Утрэд помог мне забраться в них. Я была, как куль с мукой — тяжелая, неповоротливая. Я хотела домой. Элдра устроилась подле меня, обняла, и я могла всласть выплакаться на ее груди. Потом, сквозь всхлипывания, спросила, как уладились ее дела с Альриком. Оказывается, она все же созналась ему. Меж ними не должно быть тайн — так решила она.
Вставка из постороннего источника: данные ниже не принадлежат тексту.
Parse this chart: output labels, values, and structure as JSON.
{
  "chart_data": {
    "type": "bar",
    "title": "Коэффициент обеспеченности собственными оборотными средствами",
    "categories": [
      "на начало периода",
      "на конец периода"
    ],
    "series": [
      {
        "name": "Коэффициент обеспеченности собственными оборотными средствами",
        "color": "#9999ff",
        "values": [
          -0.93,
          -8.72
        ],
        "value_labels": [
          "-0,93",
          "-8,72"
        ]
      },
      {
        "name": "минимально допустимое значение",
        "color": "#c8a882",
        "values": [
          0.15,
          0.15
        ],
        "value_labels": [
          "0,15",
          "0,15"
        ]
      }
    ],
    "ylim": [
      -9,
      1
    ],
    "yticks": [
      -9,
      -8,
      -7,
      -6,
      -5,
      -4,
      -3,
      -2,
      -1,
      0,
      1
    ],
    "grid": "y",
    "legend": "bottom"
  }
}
Альрик же сказал, что дитя ни в чем не повинно и не должно страдать, но он будет надеяться, что ее ребенок от него. Я же подумала, что все равно зря она открылась. Конечно, муж любит ее, однако на ее ребенке всю жизнь будет лежать печать подозрения. И еще я удивилась, насколько циничной стала за это время.
Мы все ехали и ехали. Миновали лес, двигались вдоль замерзшей ленты реки Нар. День был светлый, ясный. А вот мне становилось все хуже.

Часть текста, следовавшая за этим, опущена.